Before the sensor web was developed, it could take three to four weeks to assign satellite instruments to target a specific location, wait for the data to be transmitted to ground stations, turn the information into a format suitable for analysis and conduct that analysis, said Ashley Davies, JPL volcanologist and lead scientist for JPL’s Earth Observing Sensor Web. “We have now got that process down to just a few hours.”

Thanks to the artificial intelligence software, EO-1 was able to target the volcano during its next passes over Iceland on March 24, 29 and 30.

JPL’s artificial intelligence team began streamlining that process in 2004 when it uploaded new software to EO-1, a satellite launched in 2000 as part of NASA’s New Millennium technology demonstration program. The software manages the spacecraft’s onboard resources, enables it to identify significant scientific events and directs the satellite’s two instruments, the Hyperion hyperspectral imager and the Advanced Land Imager, to obtain data on those events, Davies said.

“What we really want to do is automate as much of this as possible so the scientists don’t have to be watching for activity 24/7 or babysitting the software to tweak the results,” Chien said. “They can focus on truly intellectual activities instead of being down in the mud with the data.”

While the Volcano Sensor Web is proving its utility in ongoing Earth observations, the project was conceived as way to enable spacecraft to study volcanoes or other natural events occurring on distant planets in our solar system or even light-years away. “If a spacecraft is operating at a great distance from Earth and it encounters a transient event, it will not have time to send back data and wait for instructions,” Davies said. “If you can put the smarts on the spacecraft itself, it can recognize that something unusual is taking place and task itself to observe it.”

This type of artificial intelligence is likely to be needed if, as proposed, NASA and the European Space Agency (ESA) send a submersible vehicle to Jupiter’s moon Europa or a robotic airship to Saturn’s moon Titan, said Chien. In the case of Europa, the submersible vehicle would have to land on the surface of the moon, melt through the ice cap and explore the liquid ocean that scientists believe lies underneath. “That’s a tremendous autonomy problem because we know so little about the environment,” Chien said.

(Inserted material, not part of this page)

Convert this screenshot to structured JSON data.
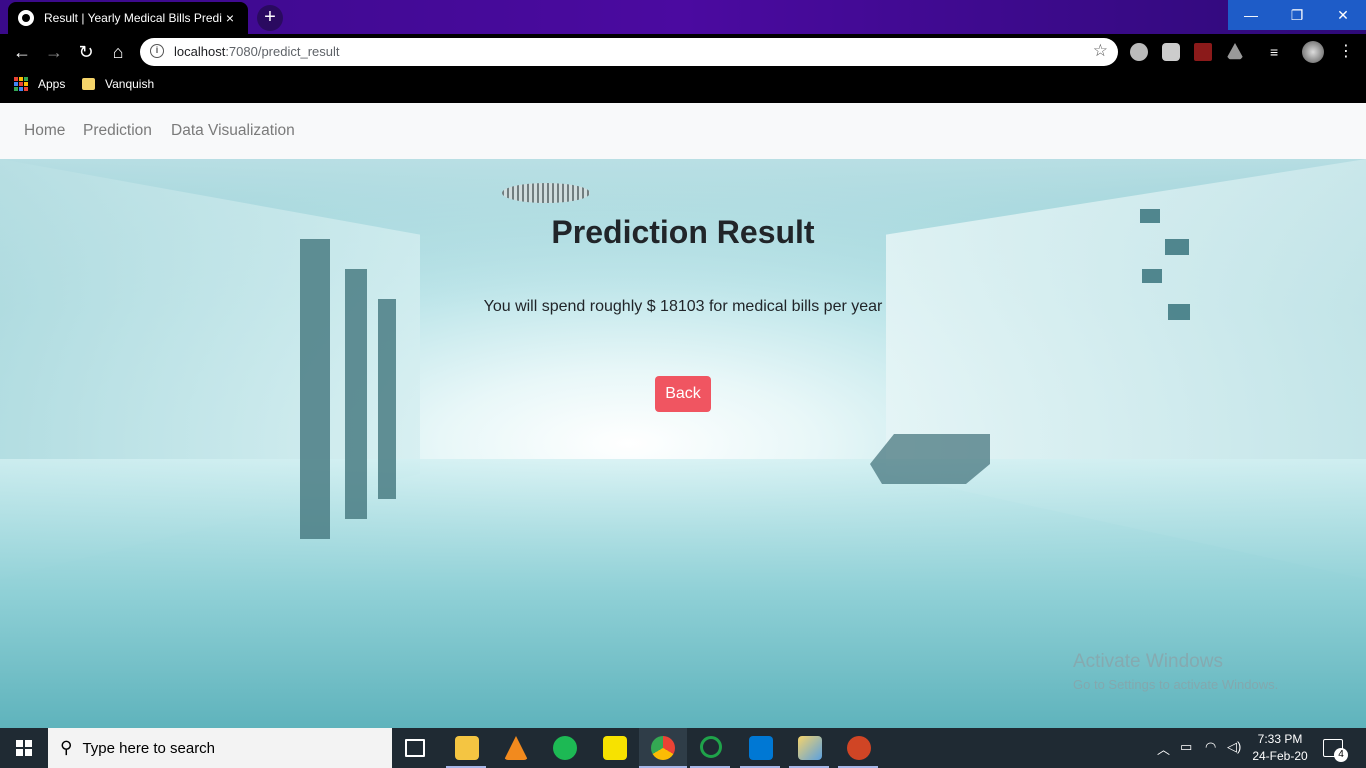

The ultimate autonomy problem, however, will be encountered if space agencies eventually send missions to far-flung solar systems. If a spacecraft travels 4.5 light-years away to visit Alpha Centauri, the round-trip travel time for light will be nine years. “So you want the spacecraft to go there, get into orbit by itself and start looking for interesting things,” Chien said.

As one step in that direction, the Artificial Intelligence Group is designing a sensor web that eventually could work on Mars or Europa. The group also is working with the National Science Foundation on a project launched in 2009 to develop a sensor web to monitor coastal weather fronts, eddies and harmful algal blooms as part of the Ocean Observatories Initiative. The Ocean Observatories Initiative would employ autonomous underwater vehicles, coastal radars, space-based instruments and buoys in a network designed to continuously monitor a wide range of ocean processes.

“The infrastructure would allow multiple observatories to operate day and night autonomously,” Chien said. When sensors detected an unusual event, they could signal the network to dispatch autonomous submarines to investigate. No human beings would even know that an event had occurred until they arrived at the office the next day, Chien said.

 

Debra Werner is a correspondent for SpaceNews based in San Francisco. Debra earned a bachelor’s degree in communications from the University of California, Berkeley, and a master’s degree in Journalism from Northwestern University. She...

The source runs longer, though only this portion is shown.